Хью так стиснул кубок, что пальцы его побелели. Гнев и страх перехватили ему горло. Однако он заставил себя не выдать обуревавших его чувств.
– Яснее некуда, милорд, – выдавил он с трудом.
– Рад видеть, что ты не глупец, Эвистоун. Презираю глупцов. – Оглянувшись на своих баронов, Нортумберленд весело улыбнулся. – Посмотрите-ка, ну что это такое? – воскликнул он, переворачивая кубок и тряся им. – Пусто! – Нортумберленд игриво прищурился на епископа: – Добрый хозяин не допускает, чтобы гости у него умирали от жажды!
Все почувствовали себя свободней, послышались смех и шутки. Слуги бросились разносить вино. Наконец епископ попросил внимания и сломал печать на завещании.
Документ был пространен. Голос епископа гудел, скучный и монотонный, как мельничное колесо:
– Серебряный с позолотою ковчег, изрядной работы и веса, – алтарю аббатства святого Эндрю в Гексхэме, равно как узорное серебряное кадило и два потира для воды и вина…

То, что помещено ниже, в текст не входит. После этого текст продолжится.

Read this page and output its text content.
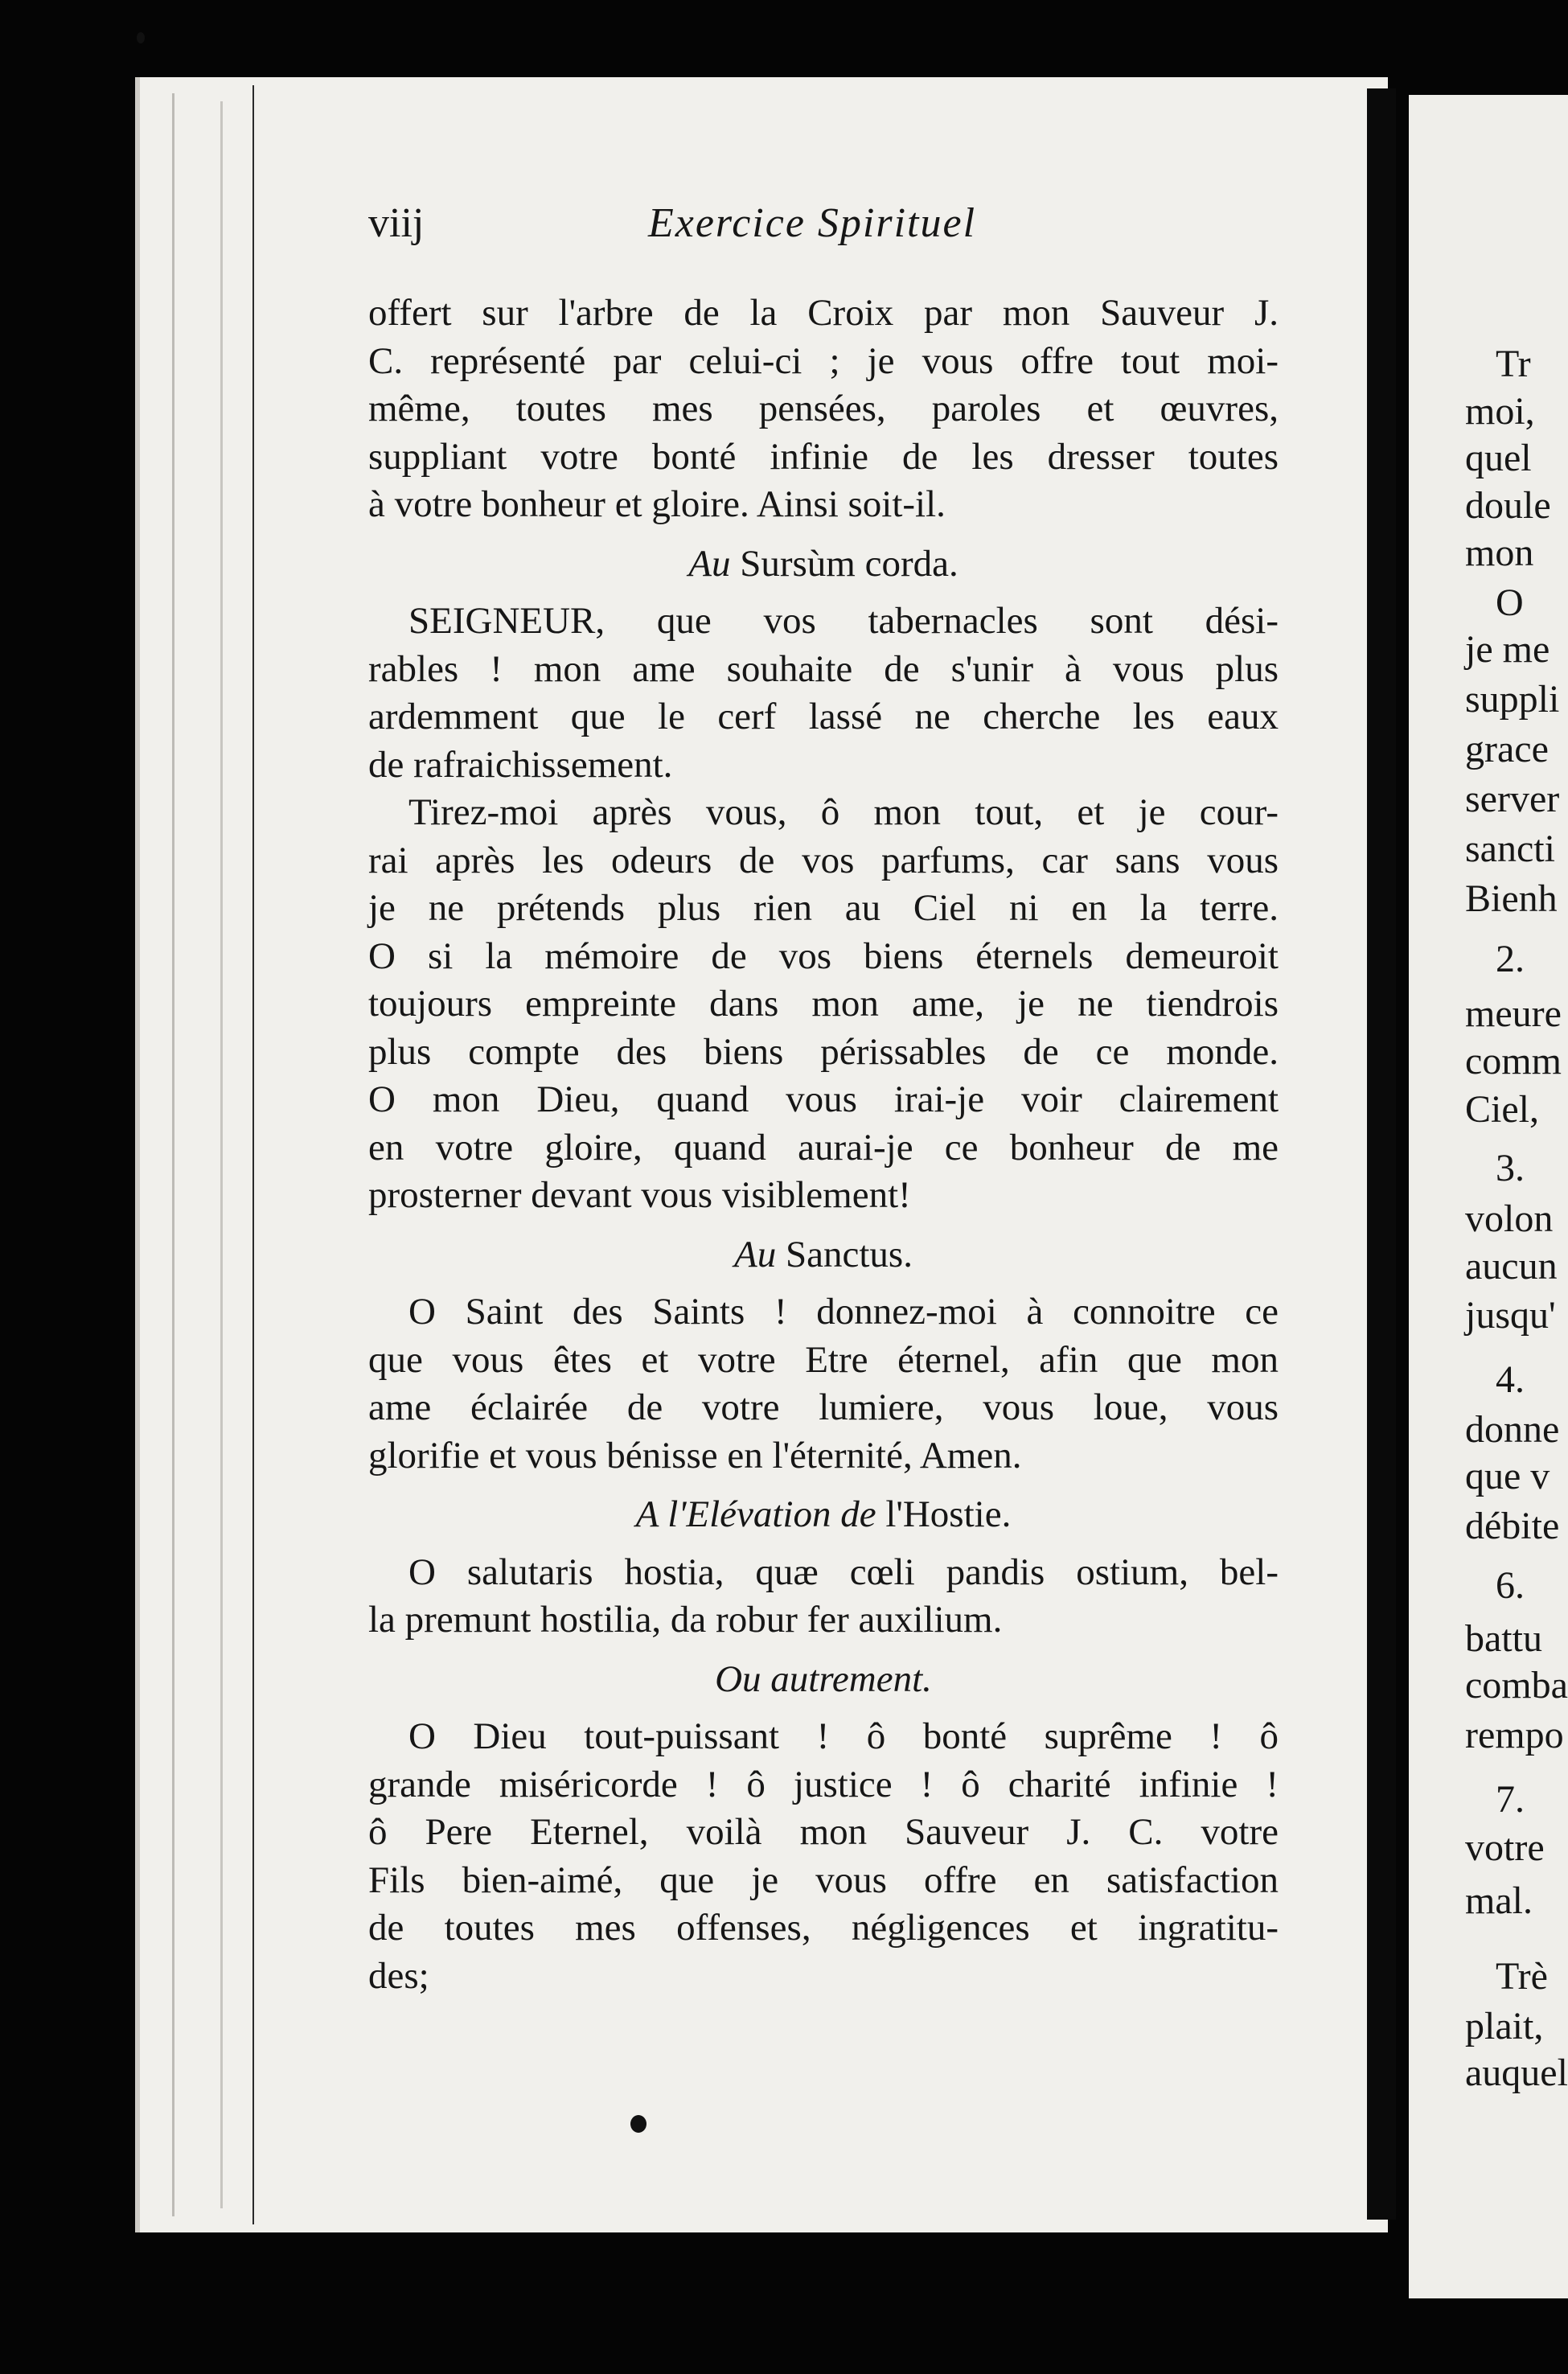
Tr
moi,
quel
doule
mon
O
je me
suppli
grace
server
sancti
Bienh
2.
meure
comm
Ciel,
3.
volon
aucun
jusqu'
4.
donne
que v
débite
6.
battu
comba
rempo
7.
votre
mal.
Trè
plait,
auquel
viij	Exercice Spirituel
offert sur l'arbre de la Croix par mon Sauveur J.
C. représenté par celui-ci ; je vous offre tout moi-
même, toutes mes pensées, paroles et œuvres,
suppliant votre bonté infinie de les dresser toutes
à votre bonheur et gloire. Ainsi soit-il.
Au Sursùm corda.
SEIGNEUR, que vos tabernacles sont dési-
rables ! mon ame souhaite de s'unir à vous plus
ardemment que le cerf lassé ne cherche les eaux
de rafraichissement.
Tirez-moi après vous, ô mon tout, et je cour-
rai après les odeurs de vos parfums, car sans vous
je ne prétends plus rien au Ciel ni en la terre.
O si la mémoire de vos biens éternels demeuroit
toujours empreinte dans mon ame, je ne tiendrois
plus compte des biens périssables de ce monde.
O mon Dieu, quand vous irai-je voir clairement
en votre gloire, quand aurai-je ce bonheur de me
prosterner devant vous visiblement!
Au Sanctus.
O Saint des Saints ! donnez-moi à connoitre ce
que vous êtes et votre Etre éternel, afin que mon
ame éclairée de votre lumiere, vous loue, vous
glorifie et vous bénisse en l'éternité, Amen.
A l'Elévation de l'Hostie.
O salutaris hostia, quæ cœli pandis ostium, bel-
la premunt hostilia, da robur fer auxilium.
Ou autrement.
O Dieu tout-puissant ! ô bonté suprême ! ô
grande miséricorde ! ô justice ! ô charité infinie !
ô Pere Eternel, voilà mon Sauveur J. C. votre
Fils bien-aimé, que je vous offre en satisfaction
de toutes mes offenses, négligences et ingratitu-
des;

Зачитав длинный список пожертвований, епископ сделал паузу, чтобы смочить пересохшее горло несколькими хорошими глотками вина. Далее следовало большое и прибыльное поместье в Редесдейле, которое отходило Гилберту, старшему сыну Уильяма Кенби. Второму сыну, Уолтеру, было отписано пять тысяч фунтов и вдобавок доходные дома в Гексхэме.
Когда дошло до дополнительного распоряжения к завещанию, внесенного незадолго до смерти Уильяма Кенби, Хью очнулся от мрачных мыслей. Теплые слова о второй жене сопровождались даром в шесть тысяч фунтов. За нею также оставалась недвижимость, бывшая когда-то ее приданым. Братья Хью заерзали на скамье, недовольно ворча.
Опять пошло перечисление пожертвований храмам, монастырям и часовням, и среди них храму в Сент-Майсе, где сердце Уильяма Кенби должны были похоронить в гробу его первой жены. Наконец дошло до распоряжений относительно его внебрачного сына, Хью Локстона. Было очевидно, что дополнение в завещание внесли вскоре после второй женитьбы Уильяма Кенби, но задолго до его решения признать незаконнорожденного сына.
Хью был несказанно удивлен, особенно когда услышал, как епископ зачитал:
– «…сумму в пять тысяч фунтов, а также землю, известную как Обри, с деревней, которые прежде находились в графстве Редесдейла».
Гилберт издал стон, скорее похожий на рычание зверя. Но сидящий рядом Уолтер взорвался, словно бочонок пороху от искры.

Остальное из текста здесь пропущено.